We recognize that in Raich, the Court interpreted the contours of the third category by reference to “economics” rather than “commerce,” and included the “consumption of commodities” as well as their production and distribution within that definition. Id. (internal quotation marks omitted). That does not alter our conclusion. First, we are bound by the holding of Lopez, reaffirmed in Raich, that the mere possession of firearms near a school is not a commercial activity for purposes of the third category. Second, possession of firearms or body armor cannot be described as “consumption.” Consumption is the “act of destroying a thing by using it; the use of a thing in a way that thereby exhausts it,” Black’s Law Dictionary 336 (8th ed. 2004), and possessing or wearing body armor neither destroys nor exhausts it. Finally, we note that the Raich opinion as a whole treats congressional authority over the domestic consumption of marijuana as within the third category only because it was connected to a comprehensive national ban on “the production, distribution, and consumption of commodities for which there is an established, and lucrative, interstate market.” Raich, 125 S. Ct. at 2211. The Controlled Substances Act, the statute at issue in Raich, prohibited possession of marijuana as a “means of regulating commerce in that product.” Id.
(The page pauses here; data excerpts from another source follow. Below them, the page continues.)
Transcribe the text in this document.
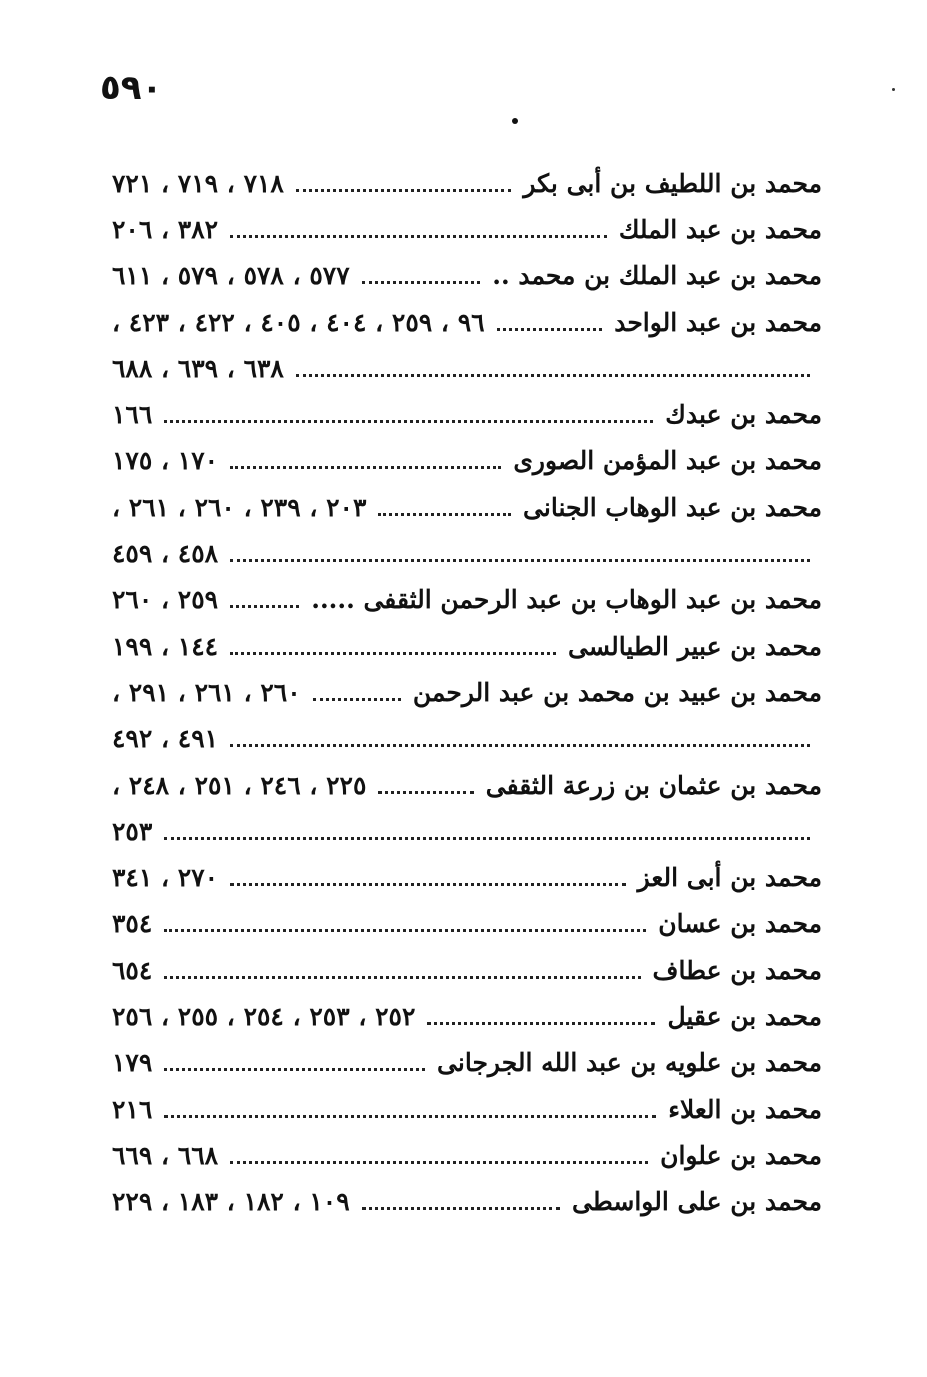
٥٩٠
محمد بن اللطيف بن أبى بكر
٧١٨ ، ٧١٩ ، ٧٢١
محمد بن عبد الملك
٣٨٢ ، ٢٠٦
محمد بن عبد الملك بن محمد ..
٥٧٧ ، ٥٧٨ ، ٥٧٩ ، ٦١١
محمد بن عبد الواحد
٩٦ ، ٢٥٩ ، ٤٠٤ ، ٤٠٥ ، ٤٢٢ ، ٤٢٣ ،
٦٣٨ ، ٦٣٩ ، ٦٨٨
محمد بن عبدك
١٦٦
محمد بن عبد المؤمن الصورى
١٧٠ ، ١٧٥
محمد بن عبد الوهاب الجنانى
٢٠٣ ، ٢٣٩ ، ٢٦٠ ، ٢٦١ ،
٤٥٨ ، ٤٥٩
محمد بن عبد الوهاب بن عبد الرحمن الثقفى .....
٢٥٩ ، ٢٦٠
محمد بن عبير الطيالسى
١٤٤ ، ١٩٩
محمد بن عبيد بن محمد بن عبد الرحمن
٢٦٠ ، ٢٦١ ، ٢٩١ ،
٤٩١ ، ٤٩٢
محمد بن عثمان بن زرعة الثقفى
٢٢٥ ، ٢٤٦ ، ٢٥١ ، ٢٤٨ ،
٢٥٣
محمد بن أبى العز
٢٧٠ ، ٣٤١
محمد بن عسان
٣٥٤
محمد بن عطاف
٦٥٤
محمد بن عقيل
٢٥٢ ، ٢٥٣ ، ٢٥٤ ، ٢٥٥ ، ٢٥٦
محمد بن علويه بن عبد الله الجرجانى
١٧٩
محمد بن العلاء
٢١٦
محمد بن علوان
٦٦٨ ، ٦٦٩
محمد بن على الواسطى
١٠٩ ، ١٨٢ ، ١٨٣ ، ٢٢٩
We do not interpret Raich as holding that Congress may criminalize the mere possession of a commodity for the purpose of consumption, divorced from such a comprehensive regulatory scheme, based on the third category.

After Raich, most observers thought that the Commerce Power again had no limits, but the decision in Patton finds the statute outside what is authorized by Raich (though it still upholds the statute under Scarborough). This way of “Limiting Raich” is similar to what I described in a short essay you can find here, but adds another twist: Neither the majority’s opinion in Raich, nor Justice Scalia’s concurrence, purports to reverse Lopez. Indeed, Justice Scalia tries hard to reconcile them, and Judge McConnell seems to be following his lead. Emphasizing Lopez, however, can have he effect of limiting Raich, IF a court so desires. Will the Supreme Court? We’ll see. Given that there is more work to be done reconciling all of the Commerce Clause decisions, there remains an opportunity to find limits on congressional power, IF there is the will to do so.